Linux 内核结构体(进程内存)

struct task_struct {
    volatile long state;  //说明了该进程是否可以执行,还是可中断等信息
    unsigned long flags;  //Flage 是进程号,在调用fork()时给出
    int sigpending;    //进程上是否有待处理的信号
    mm_segment_t addr_limit; //进程地址空间,区分内核进程与普通进程在内存存放的位置不同
                            //0-0xBFFFFFFF for user-thead
                            //0-0xFFFFFFFF for kernel-thread
    //调度标志,表示该进程是否需要重新调度,若非0,则当从内核态返回到用户态,会发生调度
    volatile long need_resched;
    int lock_depth;  //锁深度
    long nice;       //进程的基本时间片
    //进程的调度策略,有三种,实时进程:SCHED_FIFO,SCHED_RR, 分时进程:SCHED_OTHER
    unsigned long policy;
    struct mm_struct *mm; //进程内存管理信息
    int processor;
    //若进程不在任何CPU上运行, cpus_runnable 的值是0，否则是1 这个值在运行队列被锁时更新
    unsigned long cpus_runnable, cpus_allowed;
    struct list_head run_list; //指向运行队列的指针
    unsigned long sleep_time;  //进程的睡眠时间
    //用于将系统中所有的进程连成一个双向循环链表, 其根是init_task
    struct task_struct *next_task, *prev_task;
    struct mm_struct *active_mm;
    struct list_head local_pages;       //指向本地页面      
    unsigned int allocation_order, nr_local_pages;
    struct linux_binfmt *binfmt;  //进程所运行的可执行文件的格式
    int exit_code, exit_signal;
    int pdeath_signal;     //父进程终止时向子进程发送的信号
    unsigned long personality;
    //Linux可以运行由其他UNIX操作系统生成的符合iBCS2标准的程序
    int did_exec:1; 
    pid_t pid;    //进程标识符,用来代表一个进程
    pid_t pgrp;   //进程组标识,表示进程所属的进程组
    pid_t tty_old_pgrp;  //进程控制终端所在的组标识
    pid_t session;  //进程的会话标识
    pid_t tgid;
    int leader;     //表示进程是否为会话主管
    struct task_struct *p_opptr,*p_pptr,*p_cptr,*p_ysptr,*p_osptr;
    struct list_head thread_group;   //线程链表
    struct task_struct *pidhash_next; //用于将进程链入HASH表
    struct task_struct **pidhash_pprev;
    wait_queue_head_t wait_chldexit;  //供wait4()使用
    struct completion *vfork_done;  //供vfork() 使用
    unsigned long rt_priority; //实时优先级，用它计算实时进程调度时的weight值
     
    //it_real_value，it_real_incr用于REAL定时器，单位为jiffies, 系统根据it_real_value
    //设置定时器的第一个终止时间. 在定时器到期时，向进程发送SIGALRM信号，同时根据
    //it_real_incr重置终止时间，it_prof_value，it_prof_incr用于Profile定时器，单位为jiffies。
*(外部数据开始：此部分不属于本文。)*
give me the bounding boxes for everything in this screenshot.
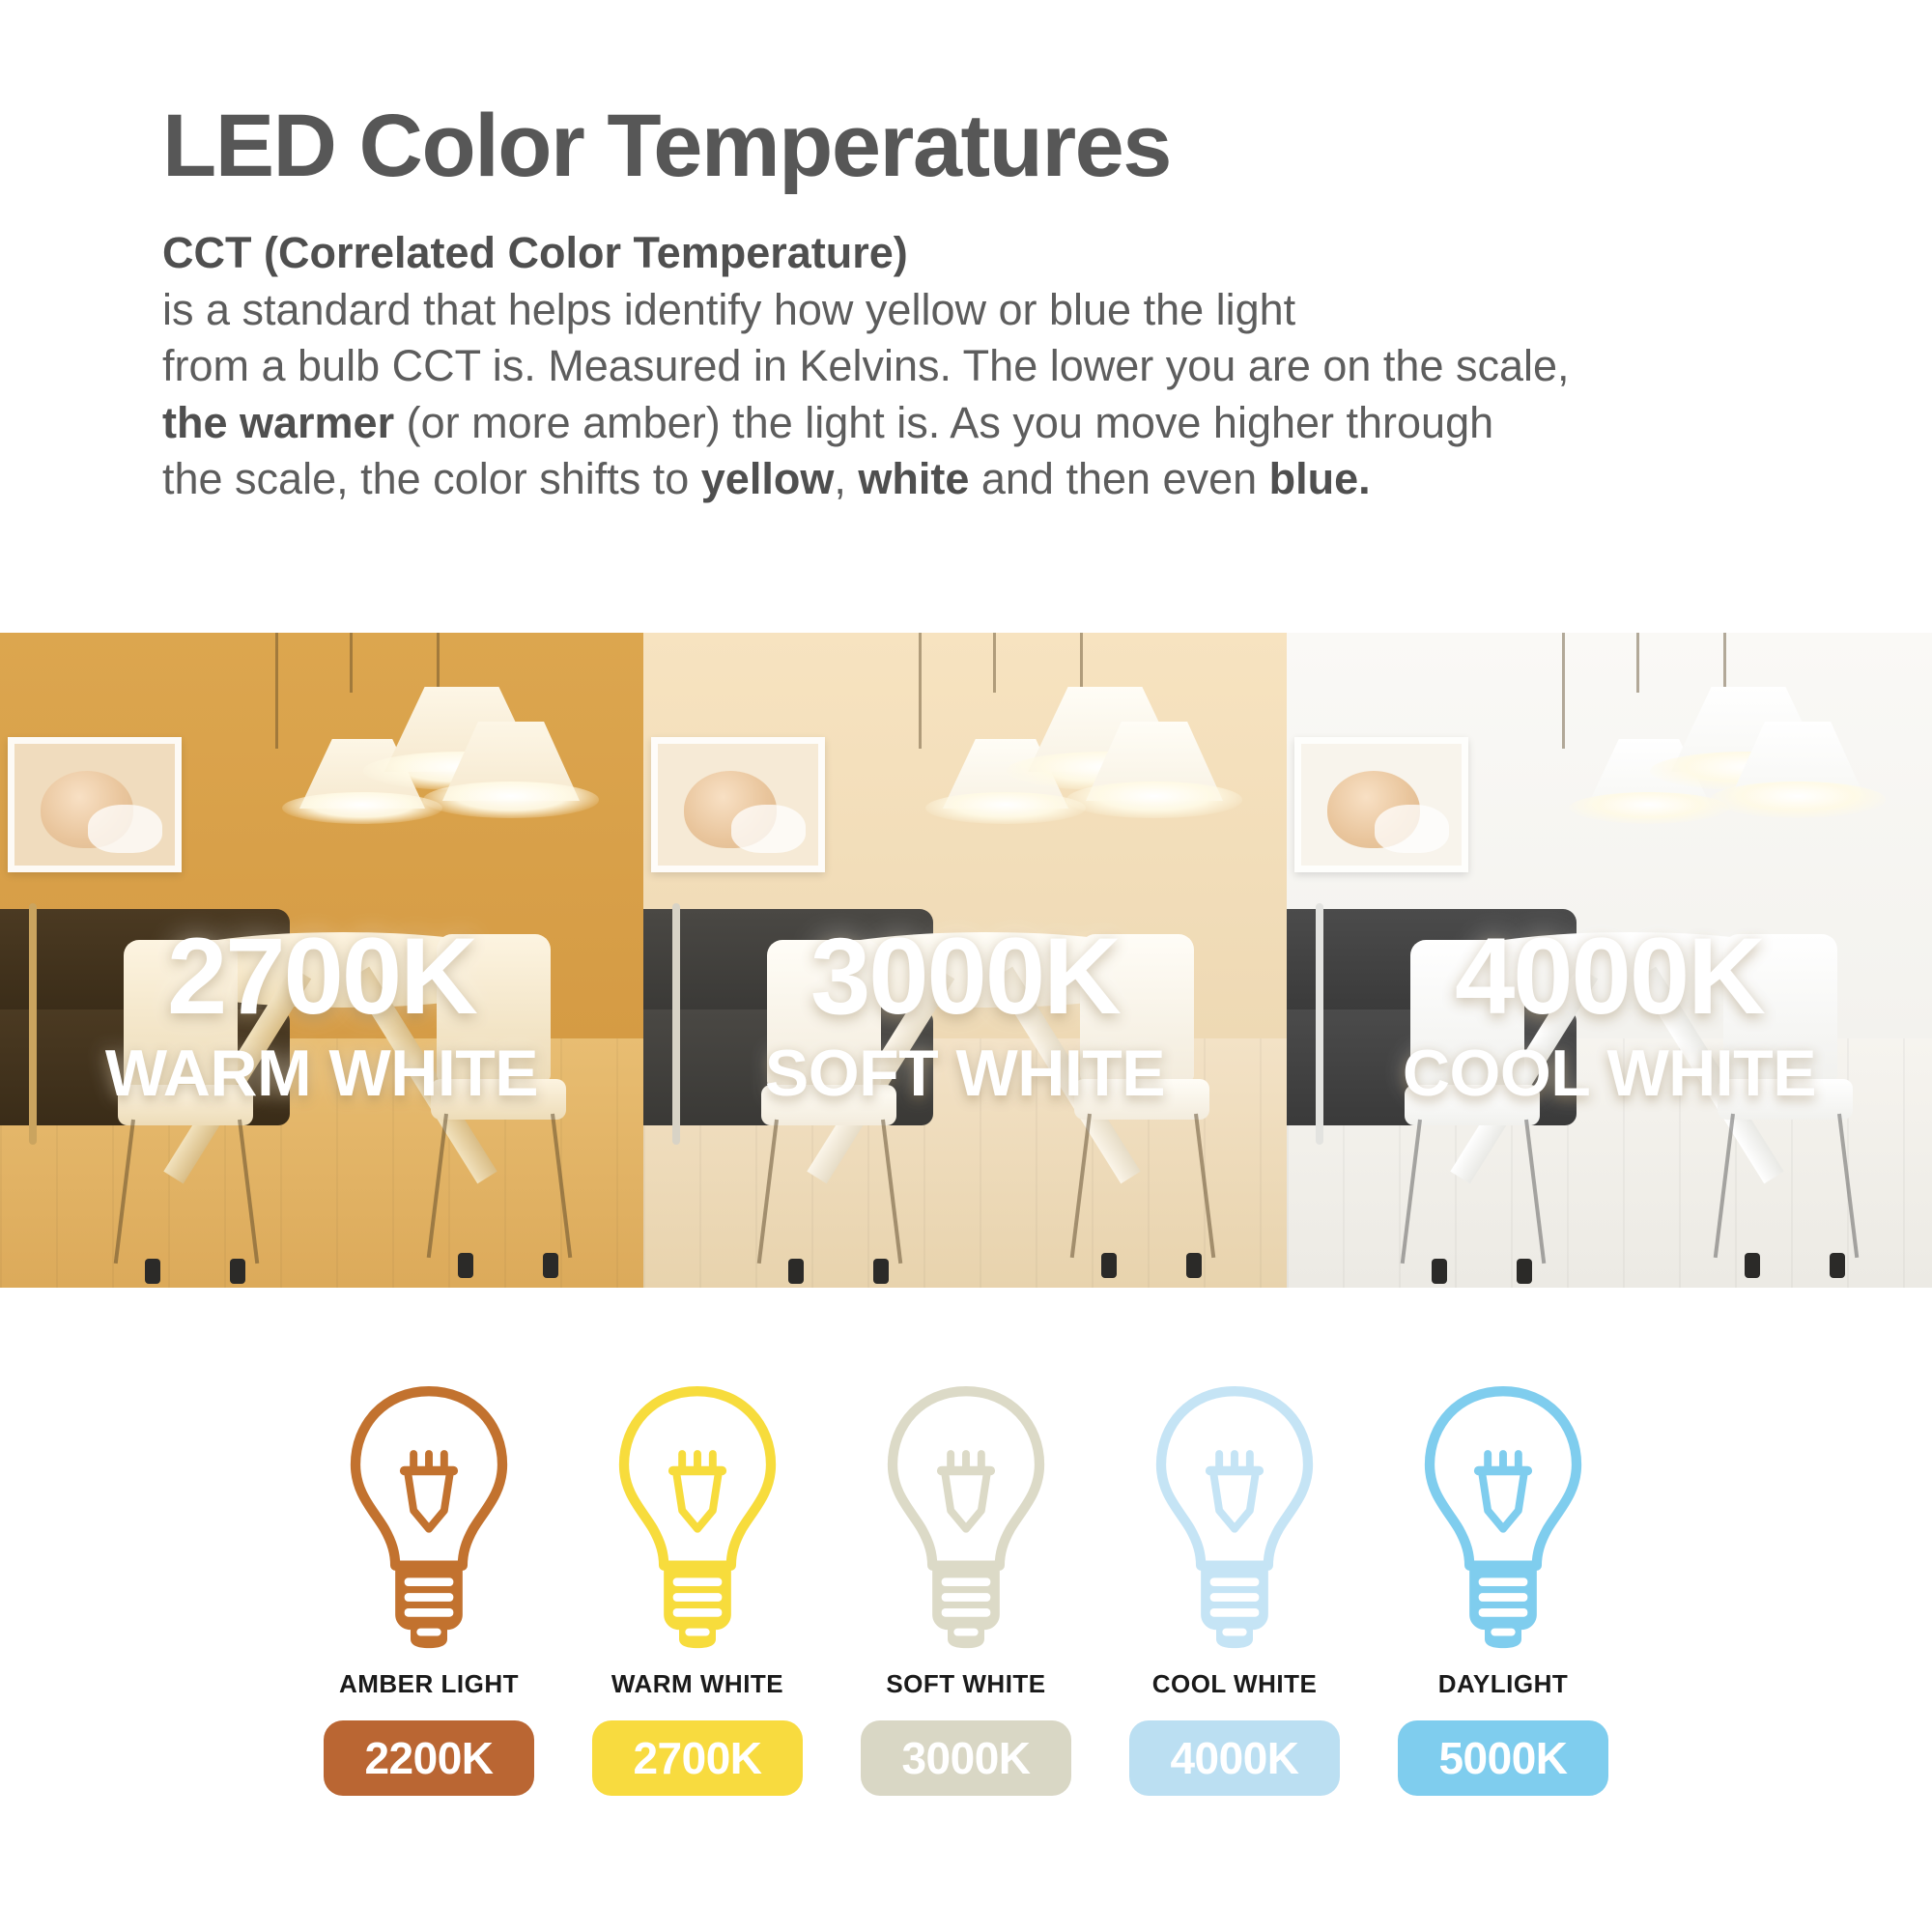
- intro-line: the warmer (or more amber) the light is.…: [162, 395, 1932, 452]
- chair-back: [1080, 934, 1194, 1081]
- header-section: LED Color Temperatures CCT (Correlated C…: [0, 0, 1932, 508]
- dining-chair: [124, 940, 238, 1087]
- chair-foot: [1101, 1253, 1117, 1278]
- light-bulb-icon: [1143, 1381, 1326, 1652]
- pendant-cord: [993, 633, 996, 693]
- chair-foot: [145, 1259, 160, 1284]
- photo-panel-4000k: 4000K COOL WHITE: [1287, 633, 1932, 1288]
- chair-back: [1723, 934, 1837, 1081]
- light-bulb-icon: [1411, 1381, 1595, 1652]
- wall-picture-frame: [651, 737, 825, 872]
- pendant-lamp: [1729, 722, 1866, 801]
- chair-back: [124, 940, 238, 1087]
- color-temperature-scale: AMBER LIGHT2200KWARM WHITE2700KSOFT WHIT…: [0, 1381, 1932, 1796]
- bulb-label: DAYLIGHT: [1438, 1669, 1569, 1699]
- chair-foot: [788, 1259, 804, 1284]
- intro-text: (or more amber) the light is. As you mov…: [394, 398, 1493, 447]
- bulb-label: SOFT WHITE: [886, 1669, 1045, 1699]
- chair-foot: [1830, 1253, 1845, 1278]
- bulb-column-5000k[interactable]: DAYLIGHT5000K: [1385, 1381, 1622, 1796]
- bulb-label: WARM WHITE: [611, 1669, 783, 1699]
- lamp-glow: [1066, 781, 1242, 818]
- intro-emphasis: the warmer: [162, 398, 394, 447]
- kelvin-pill[interactable]: 4000K: [1129, 1720, 1340, 1796]
- bulb-label: AMBER LIGHT: [339, 1669, 519, 1699]
- chair-seat: [761, 1085, 896, 1125]
- chair-seat: [1718, 1079, 1853, 1120]
- lamp-glow: [1710, 781, 1886, 818]
- chair-seat: [118, 1085, 253, 1125]
- intro-text: is a standard that helps identify how ye…: [162, 285, 1295, 334]
- bulb-label: COOL WHITE: [1152, 1669, 1318, 1699]
- chair-back: [1410, 940, 1524, 1087]
- intro-emphasis: CCT (Correlated Color Temperature): [162, 228, 908, 277]
- chair-back: [767, 940, 881, 1087]
- pendant-cord: [1562, 633, 1565, 749]
- chair-foot: [1432, 1259, 1447, 1284]
- dining-chair: [1410, 940, 1524, 1087]
- intro-text: from a bulb CCT is. Measured in Kelvins.…: [162, 341, 1570, 390]
- chair-foot: [230, 1259, 245, 1284]
- pendant-cord: [1636, 633, 1639, 693]
- intro-text: ,: [834, 454, 858, 503]
- chair-foot: [873, 1259, 889, 1284]
- intro-line: the scale, the color shifts to yellow, w…: [162, 451, 1932, 508]
- chair-foot: [1517, 1259, 1532, 1284]
- lamp-glow: [423, 781, 599, 818]
- chair-foot: [1186, 1253, 1202, 1278]
- picture-subject-secondary: [731, 805, 805, 853]
- intro-emphasis: white: [858, 454, 969, 503]
- dining-chair: [437, 934, 551, 1081]
- intro-line: CCT (Correlated Color Temperature): [162, 225, 1932, 282]
- intro-emphasis: yellow: [701, 454, 835, 503]
- dining-chair: [1080, 934, 1194, 1081]
- bulb-column-3000k[interactable]: SOFT WHITE3000K: [848, 1381, 1085, 1796]
- chair-foot: [543, 1253, 558, 1278]
- wall-picture-frame: [1294, 737, 1468, 872]
- kelvin-pill[interactable]: 2700K: [592, 1720, 803, 1796]
- intro-line: from a bulb CCT is. Measured in Kelvins.…: [162, 338, 1932, 395]
- wall-picture-frame: [8, 737, 182, 872]
- lamp-glow: [925, 792, 1086, 824]
- intro-text: and then even: [969, 454, 1268, 503]
- chair-seat: [1074, 1079, 1209, 1120]
- chair-seat: [1405, 1085, 1540, 1125]
- page-title: LED Color Temperatures: [162, 101, 1932, 190]
- chair-back: [437, 934, 551, 1081]
- sofa-frame-rail: [672, 903, 680, 1145]
- chair-foot: [458, 1253, 473, 1278]
- bulb-column-2200k[interactable]: AMBER LIGHT2200K: [311, 1381, 548, 1796]
- chair-foot: [1745, 1253, 1760, 1278]
- pendant-cord: [350, 633, 353, 693]
- photo-comparison-strip: 2700K WARM WHITE: [0, 633, 1932, 1288]
- intro-paragraph: CCT (Correlated Color Temperature)is a s…: [162, 225, 1932, 508]
- photo-panel-2700k: 2700K WARM WHITE: [0, 633, 643, 1288]
- kelvin-pill[interactable]: 5000K: [1398, 1720, 1608, 1796]
- picture-subject-secondary: [88, 805, 161, 853]
- light-bulb-icon: [874, 1381, 1058, 1652]
- kelvin-pill[interactable]: 2200K: [324, 1720, 534, 1796]
- sofa-frame-rail: [1316, 903, 1323, 1145]
- bulb-column-2700k[interactable]: WARM WHITE2700K: [580, 1381, 816, 1796]
- intro-line: is a standard that helps identify how ye…: [162, 282, 1932, 339]
- kelvin-pill[interactable]: 3000K: [861, 1720, 1071, 1796]
- light-bulb-icon: [606, 1381, 789, 1652]
- intro-emphasis: blue.: [1269, 454, 1371, 503]
- dining-chair: [767, 940, 881, 1087]
- lamp-glow: [282, 792, 442, 824]
- light-bulb-icon: [337, 1381, 521, 1652]
- photo-panel-3000k: 3000K SOFT WHITE: [643, 633, 1287, 1288]
- lamp-glow: [1569, 792, 1729, 824]
- intro-text: the scale, the color shifts to: [162, 454, 701, 503]
- chair-seat: [431, 1079, 566, 1120]
- pendant-cord: [919, 633, 922, 749]
- pendant-cord: [275, 633, 278, 749]
- sofa-frame-rail: [29, 903, 37, 1145]
- pendant-lamp: [1086, 722, 1223, 801]
- dining-chair: [1723, 934, 1837, 1081]
- picture-subject-secondary: [1375, 805, 1448, 853]
- pendant-lamp: [442, 722, 580, 801]
- bulb-column-4000k[interactable]: COOL WHITE4000K: [1117, 1381, 1353, 1796]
    //当进程运行时，不管在何种状态下，每个tick都使it_prof_value值减一，当减到0时，向进程发送
    //信号SIGPROF，并根据it_prof_incr重置时间.
    //it_virt_value，it_virt_value用于Virtual定时器，单位为jiffies。当进程运行时，不管在何种
    //状态下，每个tick都使it_virt_value值减一当减到0时，向进程发送信号SIGVTALRM，根据
    //it_virt_incr重置初值。
    unsigned long it_real_value, it_prof_value, it_virt_value;
    unsigned long it_real_incr, it_prof_incr, it_virt_value;
    struct timer_list real_timer;   //指向实时定时器的指针
    struct tms times;      //记录进程消耗的时间
    unsigned long start_time;  //进程创建的时间
    //记录进程在每个CPU上所消耗的用户态时间和核心态时间
    long per_cpu_utime[NR_CPUS], per_cpu_stime[NR_CPUS]; 
    //内存缺页和交换信息:
    //min_flt, maj_flt累计进程的次缺页数（Copy on　Write页和匿名页）和主缺页数（从映射文件或交换
    //设备读入的页面数）； nswap记录进程累计换出的页面数，即写到交换设备上的页面数。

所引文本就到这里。